LNG projects in the Gulf of Mexico boosted as Russian gas alternative
Houston (AFP) – Two years ago, the American liquified natural gas (LNG) company Tellurian was in free fall: Its stock price collapsed, it laid off 40 percent of its staff, and suspended a key project in Louisiana.
Now, executive chairman Charif Souki says investors “are lining up at the door to ask me: ‘Can we finance your project?'”
At the annual CERAWeek energy conference in Houston, Souki told AFP that LNG projects have been boosted by the renewed emphasis on energy independence after Russia’s invasion of Ukraine.

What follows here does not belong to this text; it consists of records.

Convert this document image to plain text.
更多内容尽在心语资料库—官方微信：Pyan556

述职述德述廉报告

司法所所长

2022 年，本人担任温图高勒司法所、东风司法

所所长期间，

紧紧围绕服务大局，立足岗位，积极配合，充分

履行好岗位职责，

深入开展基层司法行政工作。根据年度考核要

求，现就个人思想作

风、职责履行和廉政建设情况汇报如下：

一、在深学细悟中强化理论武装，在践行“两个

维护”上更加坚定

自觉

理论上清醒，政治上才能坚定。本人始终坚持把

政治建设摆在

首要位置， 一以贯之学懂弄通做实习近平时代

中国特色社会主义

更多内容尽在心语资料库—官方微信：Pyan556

“Global market demand and the desire of the Europeans to divest from their reliance on Russian gas…those are all positive market signals, which will obviously help stimulate those projects and get them moving towards final investment decisions,” said Charlie Riedl, vice president of the natural gas industry’s advocacy group.
On March 8, the United States banned all imports of LNG, petroleum and coal from Russia, and has for years encouraged its European allies to decrease their dependence on their eastern neighbor.
The White House, in a statement, also argued that “federal policies are not limiting the production of oil and gas.”
“To the contrary, the Biden administration has been clear that in the short-term, supply must keep up with demand,” it added.
Eight LNG terminals operate in the United States, pumping out 14 billion cubic feet (400 million cubic meters) per day, and fourteen other terminals have already been approved by the Federal Energy Regulatory Commission (FERC).
That’s the case for Driftwood LNG, Tellurian’s future liquefaction plant and export terminal, south of Lake Charles, Louisiana.
Stalled for a year and a half, the company will finally break ground on the massive project next month. Once completed, the site will be able to export 3.6 billion cubic feet per day.
Charif said that “in principle, we should be able to provide LNG in 2026” to the oil companies Shell, Vitol and Gunvor.
The Gulf Coast will see plant construction accelerate in the coming months: Five projects have already been approved by FERC in Louisiana, with seven more in Texas and Mississippi.
Faster regulatory approvals
Since its first exports in 2016, the Gulf Coast has become a key hub for global LNG shipments.
A network of pipelines connects the states’ ports to gas fields across the country, from the Permian and Haynesville basins in the south to the Marcellus, the country’s largest onshore reserve, in the northeast.
Once the gas arrives on the coast, it is liquified and transferred onto LNG tankers, most of which head off to Europe.
Earlier this month, not far from the future Tellurian site, Venture Global LNG saw its first tanker depart from its brand new Calcasieu Pass terminal.
The export terminal and its accompanying liquefaction plant were built off the coast of Louisiana in just 29 months — a record time for such a project, according to the company’s CEO, Mike Sabel.
He added that, in his estimation, the government’s regulatory approvals for both Calcasieu and another project near New Orleans have been “faster than they were before” the war in Ukraine.
“They’re being very supportive, so I’m very optimistic that they’re going to approve projects more quickly,” he said.
‘A lose-lose-lose proposition’
In a room reserved for him at the CERAWeek convention, Sabel shows a few journalists a video of tugboats, which he said were named after his children, maneuvering near the new plant.
He notes another reason for the sector to celebrate: In early February, the European Commission ruled that gas could, under certain conditions, contribute to the fight against climate change.
“That’s a big deal for banks that are sensitive to policy pressure, and public pressure, to support the infrastructure investments,” he said.
According to the Natural Gas Supply Association, each liquefaction plant requires an investment of $10 to $20 billion. Only nuclear power plants require more up-front capital.
However, not everyone is so happy about the gas sector’s bright future.
“Expanding gas production in the US is a lose-lose-lose proposition for communities in the Gulf (of Mexico), Europe, and the climate,” Nikki Reisch of the Center for International Environmental Law (CIEL) told AFP.
“LNG has all the climate impacts of fracked gas plus the added emissions from energy-intensive liquefaction, cooling and transportation. What’s more, it puts the health and livelihoods of people on the fencelines of extraction and export at risk,” she added.
“The war should be an impetus for increasing investments in renewables, electrification and efficiency, not doubling down on dirty energy sources,” she said.